As tech level increases you go from analog serial over a low quality copper line (300 baud phone modem from 1975 anyone?) to parallel data over short distances via ribbon cable, to high speed serial over medium distances via a high quality shielded cable (1981 COAX ) Token ring 1.5 MB, to 10 base T, 100 base T, gigabit, and with fibre optic 10 gigabit and higher is possiable. Larger data streams are handled by aggregating multiple interfaces and cables. Your fibre optic trunks in the under sea cables is not one fibre it's thousands and is distrubited between hundreds of servers on both ends, which route to all of the myrid local fibre optic trunks and on to the local ISP's and from there to the end users/generators of content.

So we have the ship's computer core with fibre optic ports to the outside, it might be 1,2,4,8,16, or more based on the computer model number, each having double the number of I/O channels of the previous model. These ports feed into a router that connects to the various equipment sensors and control panels throught the ship. Civilian ships may use wireless hotspots for mobile devices to connect into the ship's systems, reducing the need for physical wiring. By defining the computer model by the number of data ports it can support we get a sense of scaling of the model's capability to handle inputs. A model 9's 512 ports could eat half of one of the under sea fibre optic cables, and clearly could manage a battleship's myrid devices and data streams.

Computer systems designed for redundancy have no single point of failure that knocks the computer systems offline, triple redundancy has no two points of failure that can knock it offline. That's two ports are required on each computer to establish double redundancy, model 0's single port can't support it. Model 1 cannot support triple redundancy, as that needs three ports. the cabling and hardware needed to do double redundancy is two times that for a single non redundant system in that every device has two data paths to it, and three data paths for triple redundancy. Military systems will route these paths through different cable runs or use different nodes to broadcast the signal. Every device needs two/three interfaces to support the level of redundacy of the ship. This does not mean there are three EMS sensors, it means that the one sensor has three data ports, if there is a 2nd or third sensor installed each of them would have the extra interfaces as well.

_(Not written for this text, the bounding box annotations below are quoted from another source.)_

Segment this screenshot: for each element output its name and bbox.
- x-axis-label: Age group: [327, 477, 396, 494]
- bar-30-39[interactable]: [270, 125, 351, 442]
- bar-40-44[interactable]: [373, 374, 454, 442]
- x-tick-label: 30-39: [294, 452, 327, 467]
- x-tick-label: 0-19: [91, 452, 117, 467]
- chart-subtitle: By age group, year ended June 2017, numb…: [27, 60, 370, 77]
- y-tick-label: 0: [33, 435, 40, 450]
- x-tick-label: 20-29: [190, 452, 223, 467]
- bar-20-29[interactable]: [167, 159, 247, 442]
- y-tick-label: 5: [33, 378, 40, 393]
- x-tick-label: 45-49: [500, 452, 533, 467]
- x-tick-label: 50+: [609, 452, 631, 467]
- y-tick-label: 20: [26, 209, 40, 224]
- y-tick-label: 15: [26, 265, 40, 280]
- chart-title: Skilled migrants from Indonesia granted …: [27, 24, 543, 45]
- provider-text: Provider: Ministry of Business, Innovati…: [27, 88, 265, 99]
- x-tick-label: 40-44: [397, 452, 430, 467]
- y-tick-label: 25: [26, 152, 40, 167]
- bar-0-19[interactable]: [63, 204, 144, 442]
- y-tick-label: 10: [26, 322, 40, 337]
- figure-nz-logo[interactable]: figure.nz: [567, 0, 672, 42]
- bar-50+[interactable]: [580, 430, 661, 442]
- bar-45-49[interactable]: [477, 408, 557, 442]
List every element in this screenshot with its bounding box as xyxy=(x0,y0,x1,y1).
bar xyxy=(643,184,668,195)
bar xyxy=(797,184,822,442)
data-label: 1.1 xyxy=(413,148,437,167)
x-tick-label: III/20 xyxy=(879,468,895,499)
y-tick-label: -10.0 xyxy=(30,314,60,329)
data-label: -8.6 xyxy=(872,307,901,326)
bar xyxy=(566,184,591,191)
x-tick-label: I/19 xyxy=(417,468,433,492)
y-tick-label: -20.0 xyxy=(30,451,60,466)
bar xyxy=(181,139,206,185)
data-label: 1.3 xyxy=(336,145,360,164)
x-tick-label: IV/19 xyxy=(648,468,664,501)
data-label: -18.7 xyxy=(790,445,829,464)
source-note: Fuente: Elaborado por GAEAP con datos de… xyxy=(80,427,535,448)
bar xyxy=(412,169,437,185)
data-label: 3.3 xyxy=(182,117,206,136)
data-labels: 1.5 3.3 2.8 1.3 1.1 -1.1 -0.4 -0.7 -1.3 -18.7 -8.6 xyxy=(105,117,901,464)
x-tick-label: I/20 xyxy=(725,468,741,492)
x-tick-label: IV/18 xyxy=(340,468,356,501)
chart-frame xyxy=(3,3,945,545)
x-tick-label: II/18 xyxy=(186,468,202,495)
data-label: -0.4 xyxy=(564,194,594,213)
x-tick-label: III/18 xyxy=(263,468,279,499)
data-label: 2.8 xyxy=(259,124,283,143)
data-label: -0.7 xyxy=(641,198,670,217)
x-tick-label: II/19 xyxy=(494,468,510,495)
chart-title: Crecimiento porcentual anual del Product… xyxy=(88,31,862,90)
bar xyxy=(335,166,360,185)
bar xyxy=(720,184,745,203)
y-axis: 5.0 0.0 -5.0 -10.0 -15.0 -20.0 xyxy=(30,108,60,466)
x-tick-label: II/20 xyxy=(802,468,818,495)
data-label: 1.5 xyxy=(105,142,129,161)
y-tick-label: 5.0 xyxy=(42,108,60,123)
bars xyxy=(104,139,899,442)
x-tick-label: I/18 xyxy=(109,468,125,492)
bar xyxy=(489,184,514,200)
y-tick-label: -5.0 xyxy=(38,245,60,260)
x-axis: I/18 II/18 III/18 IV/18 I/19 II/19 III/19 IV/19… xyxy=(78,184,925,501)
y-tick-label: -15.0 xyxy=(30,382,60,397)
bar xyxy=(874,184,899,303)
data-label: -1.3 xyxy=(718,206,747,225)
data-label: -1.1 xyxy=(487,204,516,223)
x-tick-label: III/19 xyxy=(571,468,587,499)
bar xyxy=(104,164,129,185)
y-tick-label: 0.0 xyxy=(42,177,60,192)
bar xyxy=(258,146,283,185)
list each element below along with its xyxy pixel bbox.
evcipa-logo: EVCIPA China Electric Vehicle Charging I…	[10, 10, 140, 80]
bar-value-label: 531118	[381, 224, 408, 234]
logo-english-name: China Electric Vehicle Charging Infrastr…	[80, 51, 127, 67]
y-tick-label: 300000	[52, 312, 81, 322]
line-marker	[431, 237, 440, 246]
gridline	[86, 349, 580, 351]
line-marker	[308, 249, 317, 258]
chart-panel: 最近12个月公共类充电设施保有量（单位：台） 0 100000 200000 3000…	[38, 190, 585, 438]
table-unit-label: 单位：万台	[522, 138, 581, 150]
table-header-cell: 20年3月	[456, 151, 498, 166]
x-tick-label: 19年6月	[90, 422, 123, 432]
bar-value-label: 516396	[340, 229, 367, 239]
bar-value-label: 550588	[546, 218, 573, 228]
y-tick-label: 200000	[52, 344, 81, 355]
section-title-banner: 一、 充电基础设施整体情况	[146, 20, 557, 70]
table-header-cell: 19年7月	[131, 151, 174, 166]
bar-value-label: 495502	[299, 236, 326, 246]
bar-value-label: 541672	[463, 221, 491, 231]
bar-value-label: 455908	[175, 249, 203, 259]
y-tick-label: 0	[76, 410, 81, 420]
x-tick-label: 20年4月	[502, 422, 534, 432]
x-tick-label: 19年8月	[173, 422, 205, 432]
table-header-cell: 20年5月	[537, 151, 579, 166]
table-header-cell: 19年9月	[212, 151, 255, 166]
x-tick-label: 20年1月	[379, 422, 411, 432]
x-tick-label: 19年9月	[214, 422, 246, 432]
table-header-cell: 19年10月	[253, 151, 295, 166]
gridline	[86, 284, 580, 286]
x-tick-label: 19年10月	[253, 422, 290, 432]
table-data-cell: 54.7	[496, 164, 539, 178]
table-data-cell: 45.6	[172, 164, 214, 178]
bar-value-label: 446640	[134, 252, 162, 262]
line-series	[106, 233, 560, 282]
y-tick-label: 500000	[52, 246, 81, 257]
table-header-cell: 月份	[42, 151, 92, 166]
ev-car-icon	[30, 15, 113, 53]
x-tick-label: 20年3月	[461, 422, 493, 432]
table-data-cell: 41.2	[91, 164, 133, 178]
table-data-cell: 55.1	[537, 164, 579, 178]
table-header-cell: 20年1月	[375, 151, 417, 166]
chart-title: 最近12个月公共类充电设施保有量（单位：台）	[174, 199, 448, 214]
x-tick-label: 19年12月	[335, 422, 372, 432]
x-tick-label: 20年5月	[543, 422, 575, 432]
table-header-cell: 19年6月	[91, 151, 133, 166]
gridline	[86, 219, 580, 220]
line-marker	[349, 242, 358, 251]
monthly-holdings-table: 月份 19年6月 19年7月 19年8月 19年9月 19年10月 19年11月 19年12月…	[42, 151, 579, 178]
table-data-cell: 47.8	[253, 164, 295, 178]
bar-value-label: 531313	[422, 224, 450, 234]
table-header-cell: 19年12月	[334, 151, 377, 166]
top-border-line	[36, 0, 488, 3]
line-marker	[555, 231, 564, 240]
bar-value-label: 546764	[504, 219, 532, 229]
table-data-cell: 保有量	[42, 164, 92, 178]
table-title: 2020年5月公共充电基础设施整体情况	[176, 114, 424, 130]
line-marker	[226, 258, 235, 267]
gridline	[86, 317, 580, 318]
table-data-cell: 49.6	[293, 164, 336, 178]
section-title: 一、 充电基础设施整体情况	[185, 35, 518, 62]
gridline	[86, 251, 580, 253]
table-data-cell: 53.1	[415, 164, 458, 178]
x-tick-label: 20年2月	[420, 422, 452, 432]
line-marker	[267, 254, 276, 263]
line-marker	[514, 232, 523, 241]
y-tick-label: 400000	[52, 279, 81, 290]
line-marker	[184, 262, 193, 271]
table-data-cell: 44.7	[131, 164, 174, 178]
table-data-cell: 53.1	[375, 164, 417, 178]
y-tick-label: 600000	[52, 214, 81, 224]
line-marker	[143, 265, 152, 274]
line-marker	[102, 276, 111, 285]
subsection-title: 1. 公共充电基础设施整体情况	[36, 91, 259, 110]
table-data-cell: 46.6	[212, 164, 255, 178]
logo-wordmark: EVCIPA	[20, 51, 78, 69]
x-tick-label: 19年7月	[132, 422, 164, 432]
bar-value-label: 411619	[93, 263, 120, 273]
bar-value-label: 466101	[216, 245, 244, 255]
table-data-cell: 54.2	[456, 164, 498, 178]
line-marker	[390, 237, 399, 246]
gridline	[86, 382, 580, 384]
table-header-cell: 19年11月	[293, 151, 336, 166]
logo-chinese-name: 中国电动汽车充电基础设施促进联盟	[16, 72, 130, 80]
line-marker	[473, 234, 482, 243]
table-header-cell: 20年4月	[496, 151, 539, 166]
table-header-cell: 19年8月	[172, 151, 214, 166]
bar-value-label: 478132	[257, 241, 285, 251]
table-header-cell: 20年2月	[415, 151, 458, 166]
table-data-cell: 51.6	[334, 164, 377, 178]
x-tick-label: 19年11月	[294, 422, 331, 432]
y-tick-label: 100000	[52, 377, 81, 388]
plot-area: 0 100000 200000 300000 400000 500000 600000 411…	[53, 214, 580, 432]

UPS battery systems get smaller / lighter for given power capacity as tech increases (I realize this is CT but T4's FF&S Table 224 gives you battery sizes and costs per MW/h by TL to get you into the ballpark)
 
Warwizard: double redundancy should require 1 port on each machine, not two, for the redundant interface. Triple should require two each - one to each other computer.

Some ascii art should help.
Code:
             S                S
A=========== Y   A=========== Y
| \          S   |            S
|   C======= T   |            T
| /          E   |            E
B=========== M   B=========== M
             S                S
 
Warwizard mentions explicitly what I didn't, as part of the package: infrastructure like routers. Especially routers. You might have a cute little box - all 'aerodynamically shaped' and such - sitting on your desk or a shelf. This system of systems I work with has something more like this. Yeah, that's 10U or 14U or some such, and it's some of the newest stuff. (My little 4-port is jealous, now.)